Il est des légendes qui deviennent avec le temps plus vraies que l'histoire. Et des itinéraires qui deviennent mythiques au fil des siècles. Le chemin de St-Jacques de Compostelle est de ceux-là.

Chemin de pèlerinage, mais aussi de randonnée et de découverte du territoire, la voie de Tours qui mène en Galice traverse de part en part les Vals de Saintonge, égrenant sur son passage deux sites inscrits au Patrimoine Mondial de l'humanité par l'UNESCO. Plantons le décor, c'est celui de l'Europe.

 

"Il y a quatre routes..."

"Quatuor vie sunt que ad Sanctum Jacobum tendentes..." Il y a quatre routes qui, menant à St-Jacques...

Cette phrase écrite au XIIe siècle par un certain Aymery Picaud, dit-on, moine de Parthenay peut-être... est l'acte fondateur des chemins de Compostelle.
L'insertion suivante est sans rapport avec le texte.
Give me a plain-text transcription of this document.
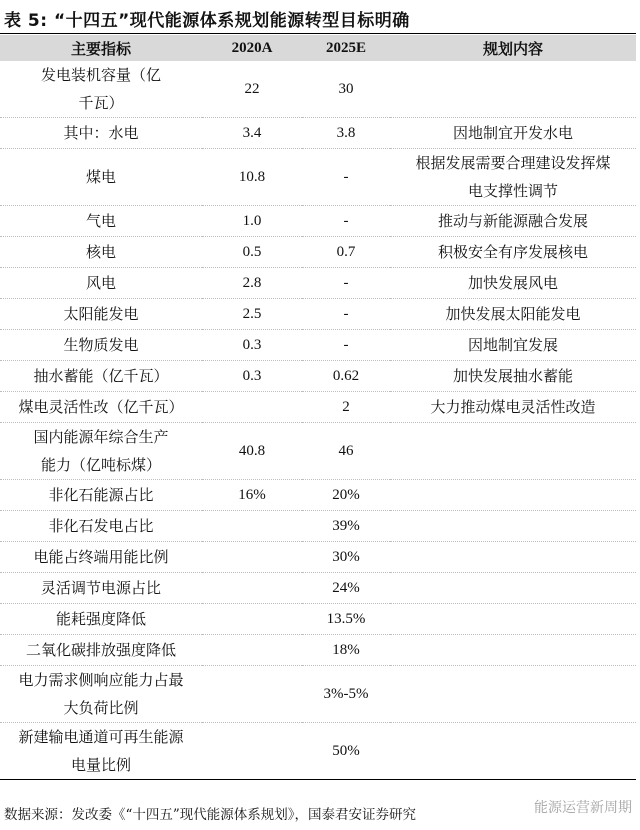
表 5: “十四五”现代能源体系规划能源转型目标明确
主要指标	2020A	2025E	规划内容
发电装机容量（亿千瓦）	22	30	
其中：水电	3.4	3.8	因地制宜开发水电
煤电	10.8	-	根据发展需要合理建设发挥煤电支撑性调节
气电	1.0	-	推动与新能源融合发展
核电	0.5	0.7	积极安全有序发展核电
风电	2.8	-	加快发展风电
太阳能发电	2.5	-	加快发展太阳能发电
生物质发电	0.3	-	因地制宜发展
抽水蓄能（亿千瓦）	0.3	0.62	加快发展抽水蓄能
煤电灵活性改（亿千瓦）		2	大力推动煤电灵活性改造
国内能源年综合生产能力（亿吨标煤）	40.8	46	
非化石能源占比	16%	20%	
非化石发电占比		39%	
电能占终端用能比例		30%	
灵活调节电源占比		24%	
能耗强度降低		13.5%	
二氧化碳排放强度降低		18%	
电力需求侧响应能力占最大负荷比例		3%-5%	
新建输电通道可再生能源电量比例		50%	
数据来源：发改委《“十四五”现代能源体系规划》，国泰君安证券研究	能源运营新周期
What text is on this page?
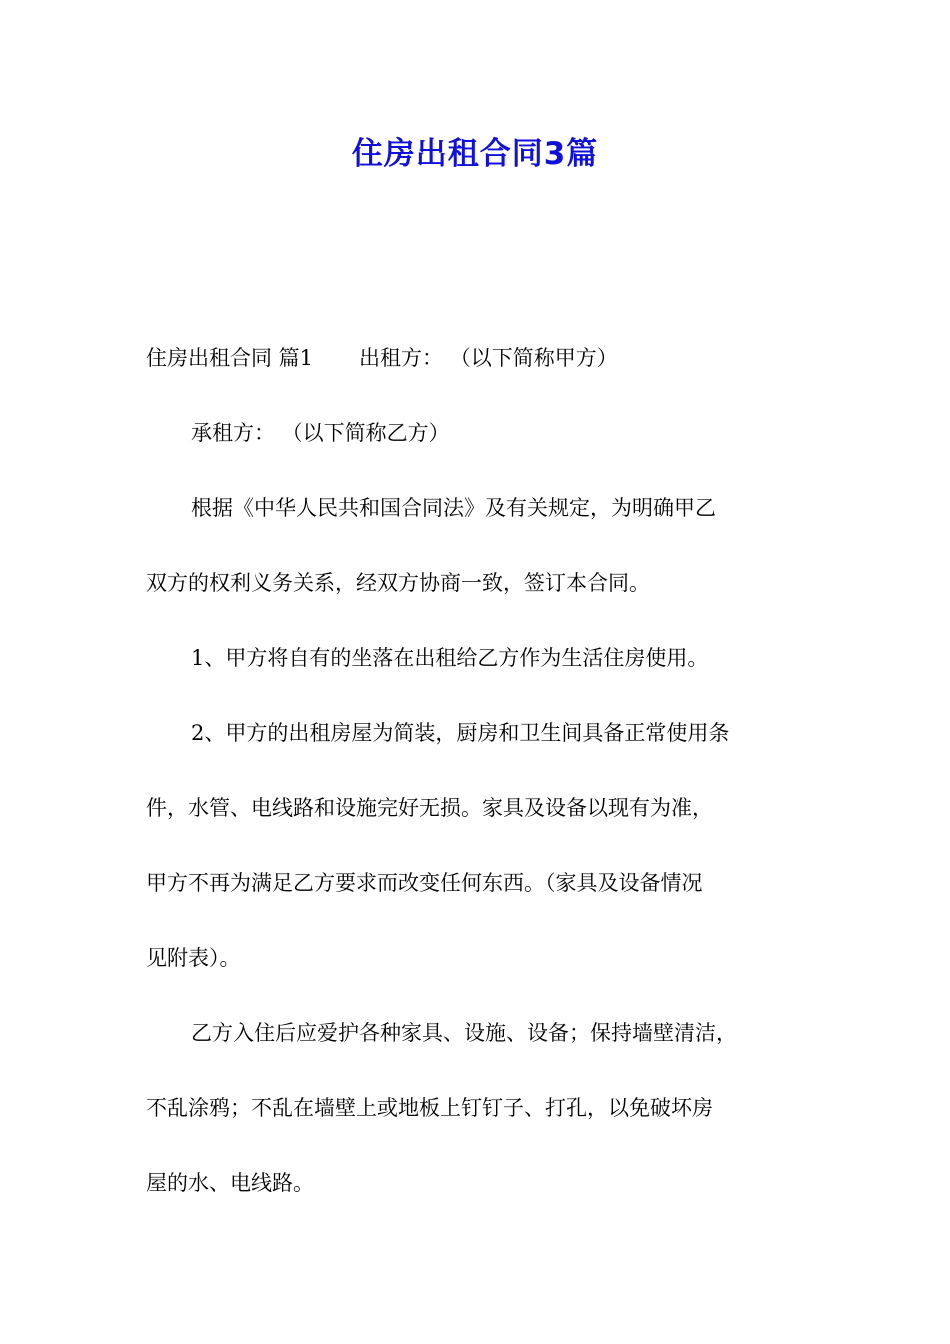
住房出租合同3篇

住房出租合同 篇1 出租方： （以下简称甲方）

承租方： （以下简称乙方）

根据《中华人民共和国合同法》及有关规定，为明确甲乙

双方的权利义务关系，经双方协商一致，签订本合同。

1、甲方将自有的坐落在出租给乙方作为生活住房使用。

2、甲方的出租房屋为简装，厨房和卫生间具备正常使用条

件，水管、电线路和设施完好无损。家具及设备以现有为准，

甲方不再为满足乙方要求而改变任何东西。（家具及设备情况

见附表）。

乙方入住后应爱护各种家具、设施、设备；保持墙壁清洁，

不乱涂鸦；不乱在墙壁上或地板上钉钉子、打孔，以免破坏房

屋的水、电线路。
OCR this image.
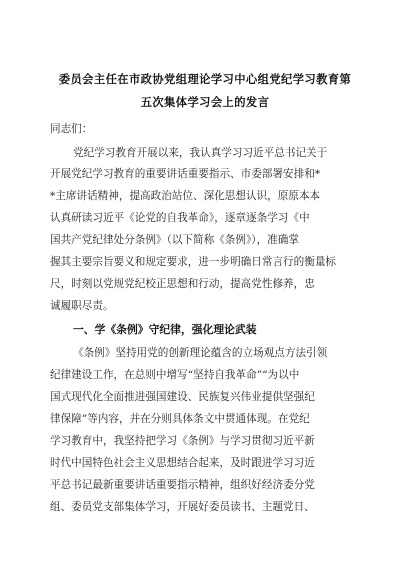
委员会主任在市政协党组理论学习中心组党纪学习教育第
五次集体学习会上的发言
同志们：
党纪学习教育开展以来，我认真学习习近平总书记关于
开展党纪学习教育的重要讲话重要指示、市委部署安排和*
*主席讲话精神，提高政治站位、深化思想认识，原原本本
认真研读习近平《论党的自我革命》，逐章逐条学习《中
国共产党纪律处分条例》（以下简称《条例》），准确掌
握其主要宗旨要义和规定要求，进一步明确日常言行的衡量标
尺，时刻以党规党纪校正思想和行动，提高党性修养，忠
诚履职尽责。
一、学《条例》守纪律，强化理论武装
《条例》坚持用党的创新理论蕴含的立场观点方法引领
纪律建设工作，在总则中增写“坚持自我革命”“为以中
国式现代化全面推进强国建设、民族复兴伟业提供坚强纪
律保障”等内容，并在分则具体条文中贯通体现。在党纪
学习教育中，我坚持把学习《条例》与学习贯彻习近平新
时代中国特色社会主义思想结合起来，及时跟进学习习近
平总书记最新重要讲话重要指示精神，组织好经济委分党
组、委员党支部集体学习，开展好委员读书、主题党日、
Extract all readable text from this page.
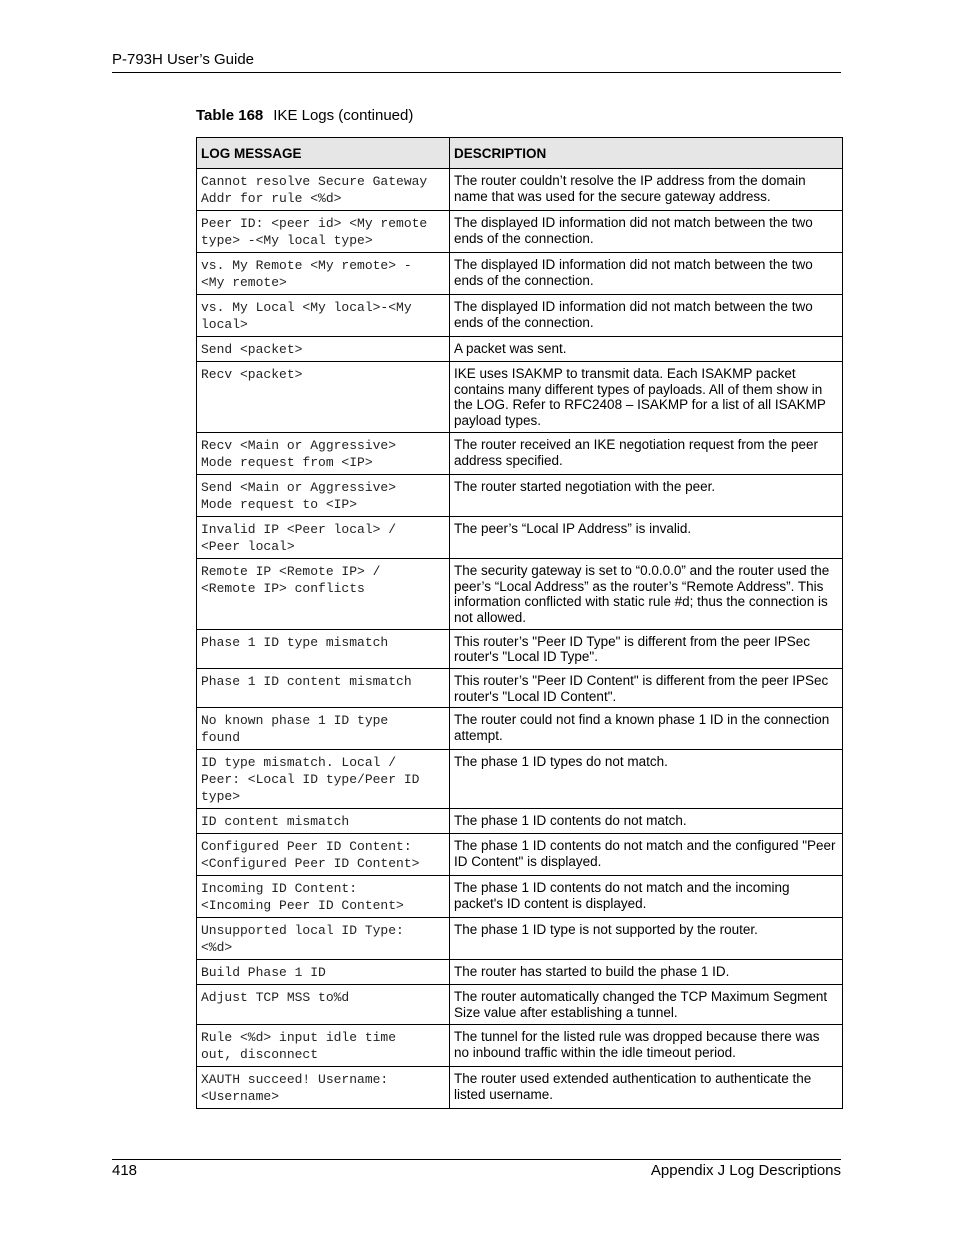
P-793H User’s Guide
Table 168 IKE Logs (continued)
LOG MESSAGE	DESCRIPTION
Cannot resolve Secure Gateway
Addr for rule <%d>	The router couldn’t resolve the IP address from the domain name that was used for the secure gateway address.
Peer ID: <peer id> <My remote
type> -<My local type>	The displayed ID information did not match between the two ends of the connection.
vs. My Remote <My remote> -
<My remote>	The displayed ID information did not match between the two ends of the connection.
vs. My Local <My local>-<My
local>	The displayed ID information did not match between the two ends of the connection.
Send <packet>	A packet was sent.
Recv <packet>	IKE uses ISAKMP to transmit data. Each ISAKMP packet contains many different types of payloads. All of them show in the LOG. Refer to RFC2408 – ISAKMP for a list of all ISAKMP payload types.
Recv <Main or Aggressive>
Mode request from <IP>	The router received an IKE negotiation request from the peer address specified.
Send <Main or Aggressive>
Mode request to <IP>	The router started negotiation with the peer.
Invalid IP <Peer local> /
<Peer local>	The peer’s “Local IP Address” is invalid.
Remote IP <Remote IP> /
<Remote IP> conflicts	The security gateway is set to “0.0.0.0” and the router used the peer’s “Local Address” as the router’s “Remote Address”. This information conflicted with static rule #d; thus the connection is not allowed.
Phase 1 ID type mismatch	This router’s "Peer ID Type" is different from the peer IPSec router's "Local ID Type".
Phase 1 ID content mismatch	This router’s "Peer ID Content" is different from the peer IPSec router's "Local ID Content".
No known phase 1 ID type
found	The router could not find a known phase 1 ID in the connection attempt.
ID type mismatch. Local /
Peer: <Local ID type/Peer ID
type>	The phase 1 ID types do not match.
ID content mismatch	The phase 1 ID contents do not match.
Configured Peer ID Content:
<Configured Peer ID Content>	The phase 1 ID contents do not match and the configured "Peer ID Content" is displayed.
Incoming ID Content:
<Incoming Peer ID Content>	The phase 1 ID contents do not match and the incoming packet's ID content is displayed.
Unsupported local ID Type:
<%d>	The phase 1 ID type is not supported by the router.
Build Phase 1 ID	The router has started to build the phase 1 ID.
Adjust TCP MSS to%d	The router automatically changed the TCP Maximum Segment Size value after establishing a tunnel.
Rule <%d> input idle time
out, disconnect	The tunnel for the listed rule was dropped because there was no inbound traffic within the idle timeout period.
XAUTH succeed! Username:
<Username>	The router used extended authentication to authenticate the listed username.
418	Appendix J Log Descriptions
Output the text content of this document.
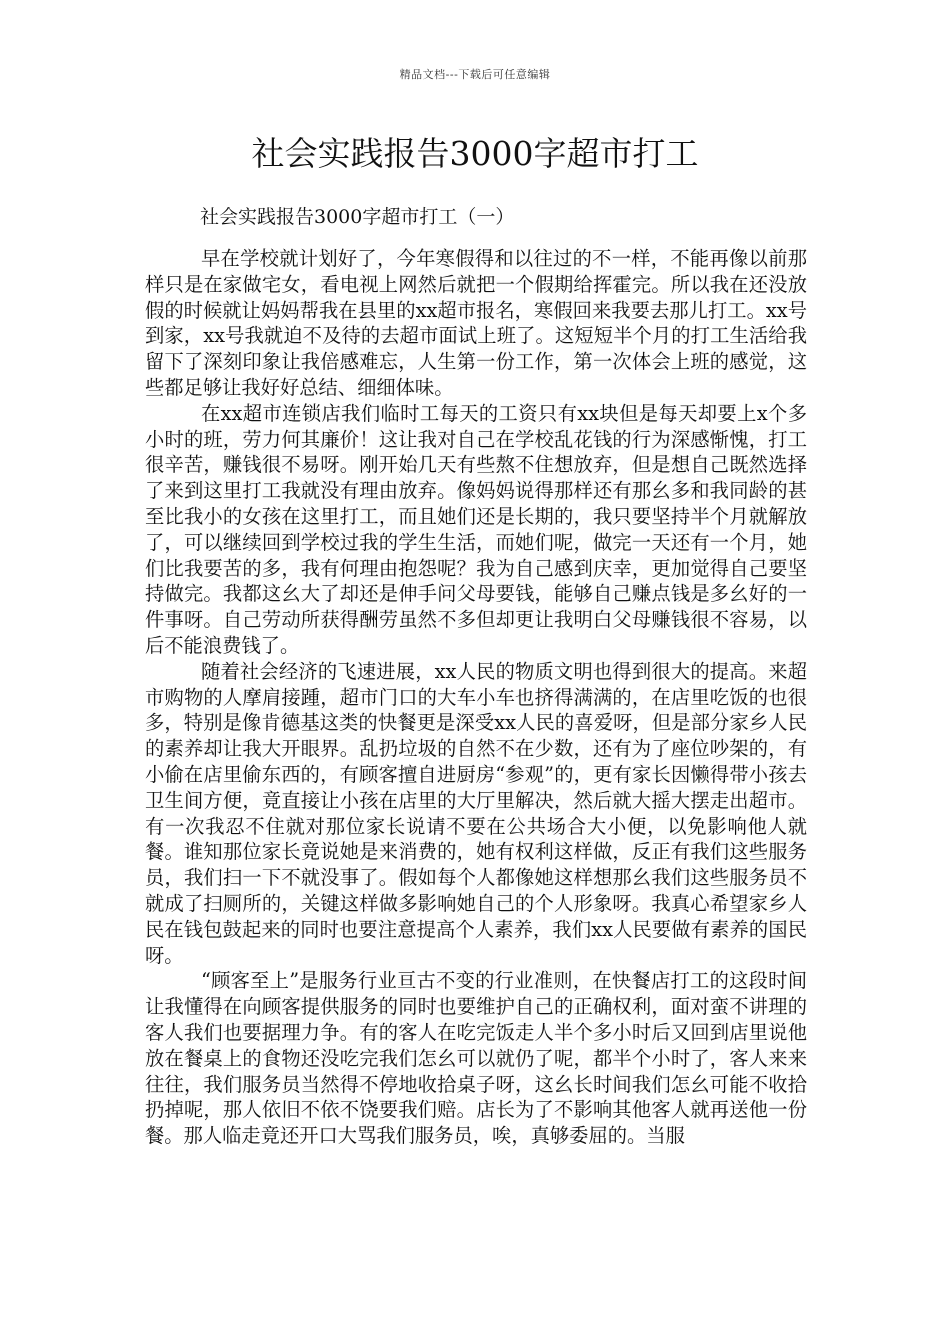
精品文档---下载后可任意编辑
社会实践报告3000字超市打工
社会实践报告3000字超市打工（一）

早在学校就计划好了，今年寒假得和以往过的不一样，不能再像以前那样只是在家做宅女，看电视上网然后就把一个假期给挥霍完。所以我在还没放假的时候就让妈妈帮我在县里的xx超市报名，寒假回来我要去那儿打工。xx号到家，xx号我就迫不及待的去超市面试上班了。这短短半个月的打工生活给我留下了深刻印象让我倍感难忘，人生第一份工作，第一次体会上班的感觉，这些都足够让我好好总结、细细体味。

在xx超市连锁店我们临时工每天的工资只有xx块但是每天却要上x个多小时的班，劳力何其廉价！这让我对自己在学校乱花钱的行为深感惭愧，打工很辛苦，赚钱很不易呀。刚开始几天有些熬不住想放弃，但是想自己既然选择了来到这里打工我就没有理由放弃。像妈妈说得那样还有那幺多和我同龄的甚至比我小的女孩在这里打工，而且她们还是长期的，我只要坚持半个月就解放了，可以继续回到学校过我的学生生活，而她们呢，做完一天还有一个月，她们比我要苦的多，我有何理由抱怨呢？我为自己感到庆幸，更加觉得自己要坚持做完。我都这幺大了却还是伸手问父母要钱，能够自己赚点钱是多幺好的一件事呀。自己劳动所获得酬劳虽然不多但却更让我明白父母赚钱很不容易，以后不能浪费钱了。

随着社会经济的飞速进展，xx人民的物质文明也得到很大的提高。来超市购物的人摩肩接踵，超市门口的大车小车也挤得满满的，在店里吃饭的也很多，特别是像肯德基这类的快餐更是深受xx人民的喜爱呀，但是部分家乡人民的素养却让我大开眼界。乱扔垃圾的自然不在少数，还有为了座位吵架的，有小偷在店里偷东西的，有顾客擅自进厨房“参观”的，更有家长因懒得带小孩去卫生间方便，竟直接让小孩在店里的大厅里解决，然后就大摇大摆走出超市。有一次我忍不住就对那位家长说请不要在公共场合大小便，以免影响他人就餐。谁知那位家长竟说她是来消费的，她有权利这样做，反正有我们这些服务员，我们扫一下不就没事了。假如每个人都像她这样想那幺我们这些服务员不就成了扫厕所的，关键这样做多影响她自己的个人形象呀。我真心希望家乡人民在钱包鼓起来的同时也要注意提高个人素养，我们xx人民要做有素养的国民呀。

“顾客至上”是服务行业亘古不变的行业准则，在快餐店打工的这段时间让我懂得在向顾客提供服务的同时也要维护自己的正确权利，面对蛮不讲理的客人我们也要据理力争。有的客人在吃完饭走人半个多小时后又回到店里说他放在餐桌上的食物还没吃完我们怎幺可以就仍了呢，都半个小时了，客人来来往往，我们服务员当然得不停地收拾桌子呀，这幺长时间我们怎幺可能不收拾扔掉呢，那人依旧不依不饶要我们赔。店长为了不影响其他客人就再送他一份餐。那人临走竟还开口大骂我们服务员，唉，真够委屈的。当服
On est au début du Livre V du Livre de Saint Jacques, qu'on nomme aussi Codex Calixtinus, du nom du pape qui a collecté ces écrits.

 

Ce livre et ce "guide du pèlerin" est voulu par l'évêque de Compostelle de l'époque, qui cherche bien naturellement à, dirions-nous aujourd'hui, valoriser sa destination touristique. Dès lors, et au cours des siècles, les faits réels, mais aussi les "effets de bord de la communication" (on n'a rien inventé), mais encore les rêves des hommes, leurs pratiques... ont développé un extraordinaire imaginaire autour de cette fin des terres de l'Europe, là-bas en Galice, de ce lieu où l'apôtre Jacques aurait été enterré.

 

Comme on s'est disputé les reliques du saint (beaucoup de lieux les ont revendiquées), on s'est disputé les chemins. Si tout atteste qu'il y a bien eu des pélerins qui depuis le Moyen Age vont à St-Jacques, les historiens d'aujourd'hui sont plus circonspects quant à leur nombre, et quant à l'immuabilité des fameuses quatre routes.

Le premier itinéraire culturel de l'Europe

Au début du XIXe siècle, il n'y a quasiment plus de pèlerins à Compostelle. Mais vient le temps où les intellectuels redécouvrent le Moyen Age, puis cet extraordinaire patrimoine roman qui jalonne les villes et villages de l'Europe occidentale. L'Eglise valide en 1884 la présence des restes de l'apôtre. On publie en français, en 1938, le Guide du pèlerin. Les initiatives se développent en Espagne et en France.

Compostelle, logo du Conseil de l'Europe

Le logo de l'itinéraire
culturel européen

 

une borne à la coquille, sur le chemin

Au coeur de l'Europe,
près de Fenioux

 

Et le pèlerinage repart : 60 000 jeunes en 1948. C'est le fait des chrétiens d'abord. Mais en 1978, deux journalistes publient Priez pour nous à Compostelle et sensibilisent l'intelligentsia française. Le mouvement ne s'arrêtera plus. Au printemps 1982, l'Assemblée du Conseil de l'Europe réfléchit sur les chemins de St-Jacques. A l'automne, Jean-Paul II, pèlerin à Compostelle, lance : "Europe, souviens-toi de tes racines..." En 1987, on proclame solennellement les Chemins de St-Jacques, premier itinéraire culturel européen. Et depuis, les associations jacquaires se multiplient, le nombre de pèlerins augmente, et leurs motivations se diversifient. Accompagnées par les grands médias, les foules désormais se pressent et marchent...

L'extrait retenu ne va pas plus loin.